Nigel sat up straighter. Could this camera have belonged to the other ghost hunting team Dr. Lawson mentioned before they were cut off? But why would they have just left an expensive piece of equipment behind?
Chris glowered, but couldn’t resist the draw of their favorite topic. “That’s a Nikon D40 from the mid-oughts. Somewhere around 2006.”
“Pretty cool, huh?” Zeek turned it over and over in his hands. “The battery is deadsville, but…” He popped out the memory card, turned around, and held it toward Adrienne.
“We can’t read anything that old,” Adrienne said without taking it. “It’s massive. We’ll have to take a look after we get home.”
Tina cleared her throat. “I think I can access it. I’ve got a ton of cables in the van—you never know when you might need something, and I like to be prepared.”
“Prepared, a tech hoarder, same difference,” Chris said. Tina stuck out her tongue at them.
Adrienne’s face soured, but before she could object, Zeek said, “Hell yeah, way to be ready for anything!” He held out his hand for a high-five, which Tina bemusedly gave. “It would be dope if you could read it for us.”

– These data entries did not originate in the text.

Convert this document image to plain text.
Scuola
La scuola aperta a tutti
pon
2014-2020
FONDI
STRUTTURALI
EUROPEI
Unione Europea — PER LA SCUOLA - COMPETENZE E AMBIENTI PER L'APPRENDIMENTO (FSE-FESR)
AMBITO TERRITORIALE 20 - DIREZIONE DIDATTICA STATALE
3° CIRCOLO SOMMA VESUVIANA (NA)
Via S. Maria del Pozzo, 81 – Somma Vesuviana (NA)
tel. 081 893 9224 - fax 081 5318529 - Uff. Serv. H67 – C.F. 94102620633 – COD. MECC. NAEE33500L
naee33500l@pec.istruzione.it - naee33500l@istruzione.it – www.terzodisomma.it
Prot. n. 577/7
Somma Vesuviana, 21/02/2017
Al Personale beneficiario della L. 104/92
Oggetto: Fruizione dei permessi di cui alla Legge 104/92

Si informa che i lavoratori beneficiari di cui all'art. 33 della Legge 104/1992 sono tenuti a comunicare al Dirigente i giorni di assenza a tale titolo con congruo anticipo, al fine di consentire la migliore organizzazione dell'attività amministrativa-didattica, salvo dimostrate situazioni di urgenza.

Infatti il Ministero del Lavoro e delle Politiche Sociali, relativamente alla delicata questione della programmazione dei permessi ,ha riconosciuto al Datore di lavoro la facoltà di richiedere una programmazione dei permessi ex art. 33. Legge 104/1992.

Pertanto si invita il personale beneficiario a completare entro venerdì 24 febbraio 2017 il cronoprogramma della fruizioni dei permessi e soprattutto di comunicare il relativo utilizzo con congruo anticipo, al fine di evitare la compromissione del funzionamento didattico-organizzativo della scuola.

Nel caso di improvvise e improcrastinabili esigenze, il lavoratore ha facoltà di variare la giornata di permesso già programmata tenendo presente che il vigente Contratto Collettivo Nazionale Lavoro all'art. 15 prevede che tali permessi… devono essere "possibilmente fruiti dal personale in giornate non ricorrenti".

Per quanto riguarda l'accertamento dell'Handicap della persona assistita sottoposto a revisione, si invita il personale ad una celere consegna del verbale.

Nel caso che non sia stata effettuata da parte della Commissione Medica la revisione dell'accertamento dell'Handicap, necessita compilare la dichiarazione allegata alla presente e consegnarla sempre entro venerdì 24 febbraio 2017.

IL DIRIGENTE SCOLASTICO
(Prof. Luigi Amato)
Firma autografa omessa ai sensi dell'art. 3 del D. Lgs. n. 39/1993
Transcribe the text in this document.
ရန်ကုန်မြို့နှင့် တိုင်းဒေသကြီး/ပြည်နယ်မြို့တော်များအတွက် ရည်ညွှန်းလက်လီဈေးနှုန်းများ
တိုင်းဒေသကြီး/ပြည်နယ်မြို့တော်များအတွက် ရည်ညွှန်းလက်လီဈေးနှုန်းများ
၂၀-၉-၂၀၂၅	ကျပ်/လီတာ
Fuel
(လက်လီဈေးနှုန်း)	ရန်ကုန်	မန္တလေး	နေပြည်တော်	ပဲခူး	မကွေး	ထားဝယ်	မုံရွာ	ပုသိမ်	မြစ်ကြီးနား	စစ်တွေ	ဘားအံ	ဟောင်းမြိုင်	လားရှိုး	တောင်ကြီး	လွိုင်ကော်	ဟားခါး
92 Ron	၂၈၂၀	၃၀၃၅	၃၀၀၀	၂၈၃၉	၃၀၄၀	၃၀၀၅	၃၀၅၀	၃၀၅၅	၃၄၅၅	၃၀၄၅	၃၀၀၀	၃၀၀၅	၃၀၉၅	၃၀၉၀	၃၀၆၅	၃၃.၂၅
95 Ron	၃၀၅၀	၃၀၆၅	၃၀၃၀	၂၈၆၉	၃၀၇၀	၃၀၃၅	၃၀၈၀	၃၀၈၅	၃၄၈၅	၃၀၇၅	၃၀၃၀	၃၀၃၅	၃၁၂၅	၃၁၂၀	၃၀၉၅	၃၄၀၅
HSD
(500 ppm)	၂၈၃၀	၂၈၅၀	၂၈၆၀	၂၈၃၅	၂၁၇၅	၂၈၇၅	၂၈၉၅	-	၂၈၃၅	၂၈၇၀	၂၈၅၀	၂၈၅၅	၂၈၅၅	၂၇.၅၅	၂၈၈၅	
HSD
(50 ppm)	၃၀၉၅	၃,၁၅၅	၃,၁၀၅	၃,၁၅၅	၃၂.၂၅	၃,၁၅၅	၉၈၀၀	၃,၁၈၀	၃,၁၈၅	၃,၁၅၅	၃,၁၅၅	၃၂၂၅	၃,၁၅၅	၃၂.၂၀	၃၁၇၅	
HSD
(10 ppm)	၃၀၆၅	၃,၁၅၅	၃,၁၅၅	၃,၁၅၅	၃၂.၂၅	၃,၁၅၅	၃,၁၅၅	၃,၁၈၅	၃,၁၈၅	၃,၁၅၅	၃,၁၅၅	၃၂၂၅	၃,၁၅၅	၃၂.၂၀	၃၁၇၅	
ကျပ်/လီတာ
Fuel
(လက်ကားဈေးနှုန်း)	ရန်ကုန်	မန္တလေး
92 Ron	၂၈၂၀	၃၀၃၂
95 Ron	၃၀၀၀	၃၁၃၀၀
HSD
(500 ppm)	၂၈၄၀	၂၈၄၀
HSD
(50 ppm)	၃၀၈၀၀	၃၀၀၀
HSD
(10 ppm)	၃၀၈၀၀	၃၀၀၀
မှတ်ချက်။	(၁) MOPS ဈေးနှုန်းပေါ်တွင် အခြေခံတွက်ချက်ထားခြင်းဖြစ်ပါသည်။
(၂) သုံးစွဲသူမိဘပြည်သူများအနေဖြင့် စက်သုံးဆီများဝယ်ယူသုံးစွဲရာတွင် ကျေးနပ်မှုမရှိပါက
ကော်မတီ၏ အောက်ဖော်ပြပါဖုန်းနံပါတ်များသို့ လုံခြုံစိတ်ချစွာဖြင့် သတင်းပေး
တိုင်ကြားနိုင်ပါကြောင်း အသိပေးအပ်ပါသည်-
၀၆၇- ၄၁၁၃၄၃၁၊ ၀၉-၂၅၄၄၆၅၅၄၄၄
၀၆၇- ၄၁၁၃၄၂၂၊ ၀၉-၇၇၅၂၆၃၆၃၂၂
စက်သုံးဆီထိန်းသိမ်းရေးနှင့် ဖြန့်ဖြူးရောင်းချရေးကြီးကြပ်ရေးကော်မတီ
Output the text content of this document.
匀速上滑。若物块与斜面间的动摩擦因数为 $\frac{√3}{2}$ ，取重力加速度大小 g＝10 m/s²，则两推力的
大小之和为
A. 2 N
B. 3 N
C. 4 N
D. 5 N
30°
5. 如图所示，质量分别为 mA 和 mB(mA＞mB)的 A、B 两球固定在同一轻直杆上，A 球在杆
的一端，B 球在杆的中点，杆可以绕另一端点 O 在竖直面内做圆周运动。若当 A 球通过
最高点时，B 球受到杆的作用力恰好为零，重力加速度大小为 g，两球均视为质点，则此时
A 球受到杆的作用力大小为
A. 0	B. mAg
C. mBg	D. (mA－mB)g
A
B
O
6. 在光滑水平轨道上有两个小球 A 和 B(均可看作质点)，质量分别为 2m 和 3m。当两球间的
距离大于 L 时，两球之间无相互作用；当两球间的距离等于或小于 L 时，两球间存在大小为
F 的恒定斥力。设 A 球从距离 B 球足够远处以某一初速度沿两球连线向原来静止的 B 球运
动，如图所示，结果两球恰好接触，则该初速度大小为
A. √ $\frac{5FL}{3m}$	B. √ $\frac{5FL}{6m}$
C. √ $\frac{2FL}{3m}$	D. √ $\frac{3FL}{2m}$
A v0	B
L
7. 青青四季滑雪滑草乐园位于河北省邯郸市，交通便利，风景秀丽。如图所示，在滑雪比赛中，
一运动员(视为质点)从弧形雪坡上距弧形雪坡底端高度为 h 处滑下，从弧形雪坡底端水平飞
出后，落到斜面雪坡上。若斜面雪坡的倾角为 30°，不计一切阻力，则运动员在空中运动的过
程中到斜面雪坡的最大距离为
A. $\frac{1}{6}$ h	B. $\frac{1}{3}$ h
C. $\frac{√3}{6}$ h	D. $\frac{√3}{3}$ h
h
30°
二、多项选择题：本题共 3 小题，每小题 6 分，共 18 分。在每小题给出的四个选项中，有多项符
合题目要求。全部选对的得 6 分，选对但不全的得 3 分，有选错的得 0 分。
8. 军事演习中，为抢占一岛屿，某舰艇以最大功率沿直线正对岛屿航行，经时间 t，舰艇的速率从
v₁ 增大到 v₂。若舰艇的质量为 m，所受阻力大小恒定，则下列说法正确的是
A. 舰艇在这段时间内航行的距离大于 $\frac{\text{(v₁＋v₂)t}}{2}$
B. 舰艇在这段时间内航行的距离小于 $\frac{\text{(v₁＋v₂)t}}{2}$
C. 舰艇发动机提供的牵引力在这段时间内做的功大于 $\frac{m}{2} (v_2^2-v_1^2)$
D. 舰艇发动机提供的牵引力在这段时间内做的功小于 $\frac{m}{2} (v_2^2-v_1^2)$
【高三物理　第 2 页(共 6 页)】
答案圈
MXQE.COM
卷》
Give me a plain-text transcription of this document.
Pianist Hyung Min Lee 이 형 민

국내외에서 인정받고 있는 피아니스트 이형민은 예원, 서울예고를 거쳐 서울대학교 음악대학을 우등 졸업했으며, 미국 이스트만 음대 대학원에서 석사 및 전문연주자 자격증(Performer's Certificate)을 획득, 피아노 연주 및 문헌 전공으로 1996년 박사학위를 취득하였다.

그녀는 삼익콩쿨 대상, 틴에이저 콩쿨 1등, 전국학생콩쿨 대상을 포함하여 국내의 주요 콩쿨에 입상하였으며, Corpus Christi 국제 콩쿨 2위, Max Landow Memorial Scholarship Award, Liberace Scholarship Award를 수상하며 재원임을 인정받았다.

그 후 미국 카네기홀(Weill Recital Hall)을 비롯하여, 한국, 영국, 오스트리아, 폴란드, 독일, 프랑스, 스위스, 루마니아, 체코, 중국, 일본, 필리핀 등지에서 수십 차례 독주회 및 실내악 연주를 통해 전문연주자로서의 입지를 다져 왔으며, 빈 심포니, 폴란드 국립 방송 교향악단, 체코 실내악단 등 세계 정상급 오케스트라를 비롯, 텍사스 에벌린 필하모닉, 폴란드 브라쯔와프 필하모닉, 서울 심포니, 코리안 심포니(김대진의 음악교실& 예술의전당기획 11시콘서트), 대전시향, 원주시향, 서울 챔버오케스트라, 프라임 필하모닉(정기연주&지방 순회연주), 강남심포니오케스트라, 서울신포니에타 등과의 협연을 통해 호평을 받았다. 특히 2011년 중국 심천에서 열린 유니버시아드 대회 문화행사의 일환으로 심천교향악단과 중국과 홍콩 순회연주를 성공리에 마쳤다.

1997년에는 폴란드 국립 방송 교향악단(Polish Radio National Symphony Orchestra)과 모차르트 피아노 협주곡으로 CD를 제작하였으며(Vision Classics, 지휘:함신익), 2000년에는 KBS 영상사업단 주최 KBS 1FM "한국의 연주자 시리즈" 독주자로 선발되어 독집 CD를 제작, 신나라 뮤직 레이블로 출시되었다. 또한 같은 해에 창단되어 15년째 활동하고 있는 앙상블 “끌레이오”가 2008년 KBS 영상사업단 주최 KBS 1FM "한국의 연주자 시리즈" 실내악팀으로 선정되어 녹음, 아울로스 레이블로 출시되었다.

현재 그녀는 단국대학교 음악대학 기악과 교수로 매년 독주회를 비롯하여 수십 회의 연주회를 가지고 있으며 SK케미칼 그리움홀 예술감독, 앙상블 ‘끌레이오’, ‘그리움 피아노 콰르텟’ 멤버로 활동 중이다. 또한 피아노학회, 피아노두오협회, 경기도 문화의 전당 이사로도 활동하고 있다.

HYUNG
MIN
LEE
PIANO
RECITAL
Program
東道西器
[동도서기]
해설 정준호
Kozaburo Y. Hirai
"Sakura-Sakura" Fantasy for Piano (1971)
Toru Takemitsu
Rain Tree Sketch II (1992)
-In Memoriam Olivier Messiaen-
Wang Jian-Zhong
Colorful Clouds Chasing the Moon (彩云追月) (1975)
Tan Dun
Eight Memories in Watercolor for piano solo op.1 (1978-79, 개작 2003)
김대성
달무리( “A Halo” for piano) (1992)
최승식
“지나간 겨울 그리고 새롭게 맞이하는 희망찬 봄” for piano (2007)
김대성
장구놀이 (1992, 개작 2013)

Was that a faint blush on her cheeks? Nigel must be seeing things. “I’ll rummage through my stash after dinner and naps,” she said, taking the card from him.
“Speaking of which,” Adrienne cut in, “we need to finish unloading.”
“Ooh, are we bringing out the ‘special’ box?”
“Not yet.” She glanced at the rest of them, as if she didn’t want to say more.
“Special box?” Nigel asked.
“Yep,” Zeek said, pointing finger guns at him, “we’re going to catch ourselves a ghost.”